Standing in the way at the moment is Venus. This will be the 27th all-Williams match over their long and successful careers, and Serena leads 15-11, including 8-5 at majors. Each has beaten the other twice at the US Open, with Venus winning the 2001 final and Serena the 2002 final.
“It’s about, of course, forgetting that she’s playing Venus,” said Serena’s coach, Patrick Mouratoglou.
Venus, at 35 the oldest woman in the tournament, was on court even less time than her sibling on Sunday, overwhelming 19-year-old qualifier Anett Kontaveit of Estonia, 6-2, 6-1, in 50 minutes.
Venus, of course, knows full well the challenge that awaits on Tuesday.
“What else can you do, except try to win the point and hope she doesn’t hit an ace?” said Venus, who lost in the third round or earlier at each of the past four US Opens.
The sisters’ mother, Oracene Price, said she wouldn’t attend the quarterfinal.
As for whether Venus will be in a tough spot—hoping to win, yet also well aware of what her sibling is pursuing—Price said: “I know it’s going to be hard, because I know [Venus] wants [Serena] to get it.”
Another women’s fourth-round match scheduled for Sunday was scratched when 25th-seeded Eugenie Bouchard withdrew with a concussion, two days after slipping and falling in the locker room.
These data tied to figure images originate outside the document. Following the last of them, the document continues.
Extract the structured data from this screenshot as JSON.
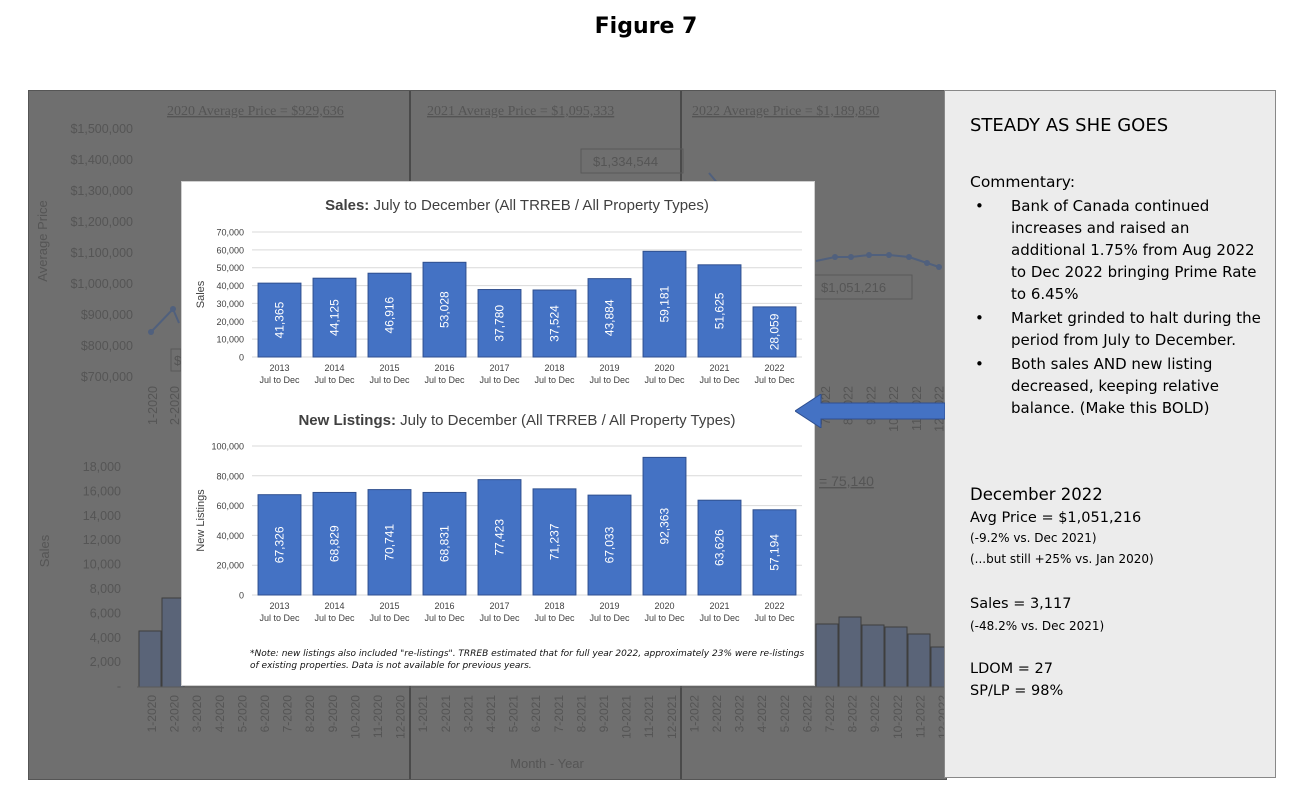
{
  "figure_title": "Figure 7",
  "background_chart": {
    "price_labels": [
      "2020 Average Price = $929,636",
      "2021 Average Price = $1,095,333",
      "2022 Average Price = $1,189,850"
    ],
    "price_axis_title": "Average Price",
    "price_ticks": [
      "$1,500,000",
      "$1,400,000",
      "$1,300,000",
      "$1,200,000",
      "$1,100,000",
      "$1,000,000",
      "$900,000",
      "$800,000",
      "$700,000"
    ],
    "callout_peak": "$1,334,544",
    "callout_last": "$1,051,216",
    "callout_partial": "$",
    "sales_avg_partial": "= 75,140",
    "sales_axis_title": "Sales",
    "sales_ticks": [
      "18,000",
      "16,000",
      "14,000",
      "12,000",
      "10,000",
      "8,000",
      "6,000",
      "4,000",
      "2,000",
      "-"
    ],
    "x_axis_title": "Month - Year",
    "top_month_left": [
      "1-2020",
      "2-2020"
    ],
    "top_month_right": [
      "7-2022",
      "8-2022",
      "9-2022",
      "10-2022",
      "11-2022",
      "12-2022"
    ],
    "months": [
      "1-2020",
      "2-2020",
      "3-2020",
      "4-2020",
      "5-2020",
      "6-2020",
      "7-2020",
      "8-2020",
      "9-2020",
      "10-2020",
      "11-2020",
      "12-2020",
      "1-2021",
      "2-2021",
      "3-2021",
      "4-2021",
      "5-2021",
      "6-2021",
      "7-2021",
      "8-2021",
      "9-2021",
      "10-2021",
      "11-2021",
      "12-2021",
      "1-2022",
      "2-2022",
      "3-2022",
      "4-2022",
      "5-2022",
      "6-2022",
      "7-2022",
      "8-2022",
      "9-2022",
      "10-2022",
      "11-2022",
      "12-2022"
    ]
  },
  "commentary": {
    "title": "STEADY AS SHE GOES",
    "heading": "Commentary:",
    "bullets": [
      "Bank of Canada continued increases and raised an additional 1.75% from Aug 2022 to Dec 2022 bringing Prime Rate to 6.45%",
      "Market grinded to halt during the period from July to December.",
      "Both sales AND new listing decreased, keeping relative balance. (Make this BOLD)"
    ],
    "dec_heading": "December 2022",
    "avg_price": "Avg Price = $1,051,216",
    "avg_note1": "(-9.2% vs. Dec 2021)",
    "avg_note2": "(...but still +25% vs. Jan 2020)",
    "sales": "Sales = 3,117",
    "sales_note": "(-48.2% vs. Dec 2021)",
    "ldom": "LDOM = 27",
    "splp": "SP/LP = 98%"
  },
  "overlay_note": "*Note: new listings also included \"re-listings\".  TRREB estimated that for full year 2022, approximately 23% were re-listings of existing properties. Data is not available for previous years.",
  "colors": {
    "bar": "#4472c4",
    "bar_border": "#2f4f8f",
    "bg": "#6f6f6f",
    "panel": "#ececec",
    "arrow": "#4472c4"
  },
  "chart_data": [
    {
      "type": "bar",
      "title_bold": "Sales:",
      "title_rest": " July to December (All TRREB / All Property Types)",
      "ylabel": "Sales",
      "categories": [
        "2013",
        "2014",
        "2015",
        "2016",
        "2017",
        "2018",
        "2019",
        "2020",
        "2021",
        "2022"
      ],
      "category_sub": "Jul to Dec",
      "values": [
        41365,
        44125,
        46916,
        53028,
        37780,
        37524,
        43884,
        59181,
        51625,
        28059
      ],
      "value_labels": [
        "41,365",
        "44,125",
        "46,916",
        "53,028",
        "37,780",
        "37,524",
        "43,884",
        "59,181",
        "51,625",
        "28,059"
      ],
      "ylim": [
        0,
        70000
      ],
      "y_ticks": [
        "70,000",
        "60,000",
        "50,000",
        "40,000",
        "30,000",
        "20,000",
        "10,000",
        "0"
      ],
      "grid": true
    },
    {
      "type": "bar",
      "title_bold": "New Listings:",
      "title_rest": " July to December (All TRREB / All Property Types)",
      "ylabel": "New Listings",
      "categories": [
        "2013",
        "2014",
        "2015",
        "2016",
        "2017",
        "2018",
        "2019",
        "2020",
        "2021",
        "2022"
      ],
      "category_sub": "Jul to Dec",
      "values": [
        67326,
        68829,
        70741,
        68831,
        77423,
        71237,
        67033,
        92363,
        63626,
        57194
      ],
      "value_labels": [
        "67,326",
        "68,829",
        "70,741",
        "68,831",
        "77,423",
        "71,237",
        "67,033",
        "92,363",
        "63,626",
        "57,194"
      ],
      "ylim": [
        0,
        100000
      ],
      "y_ticks": [
        "100,000",
        "80,000",
        "60,000",
        "40,000",
        "20,000",
        "0"
      ],
      "grid": true
    }
  ]
}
That allowed Roberta Vinci of Italy to advance to the quarterfinals against Kristina Mladenovic.
Two men’s matchups in the round of eight are set: No. 1 Novak Djokovic vs. No. 18 Feliciano Lopez, and defending champion Marin Cilic vs. No. 19 Jo-Wilfried Tsonga.
Djokovic lost a set for the first time this tournament—and responded by stomping on a racket while it leaned on his red bag next to a changeover chair, earning a warning from the chair umpire. But he reached the quarterfinals at a 26th consecutive major by beating 23rd-seeded Roberto Bautista Agut, 6-3, 4-6, 6-4, 6-3, at night.
Serena acknowledged having a bout with the jitters entering her second-round match, when she wound up double-faulting 10 times and made another two dozen unforced errors against a qualifier ranked 110th. Afterward, she took pointers from Mouratoglou and went to the practice court right away.
In the third round, against someone ranked 101st, Serena dropped the first set and was two games from defeat in the second before turning things around. Again, she put in more work to fix things.
“I was like, ‘Serena, it’s now or never. You’ve got to get that serve together,’” she said after winning 22 of 28 first-serve points and never facing a break point against Keys.
And what about heading back out for a training session with Mouratoglou?
“No, not today,” Serena said. “I’m going to take the rest of the day off and relax and just enjoy it.”
Keys played well, too, at the outset, and appeared relaxed, managing to smile after miscues. But at the first moment of any real tension, down 15-30 on her serve while trailing 4-3, Keys blinked, double-faulting twice.
Some terrific returning by Serena in the second set kept the heat on Keys.
“I think I served pretty well. I think she returned better,” Keys said. “To beat Serena when she’s playing well, you have to do a lot of things great.”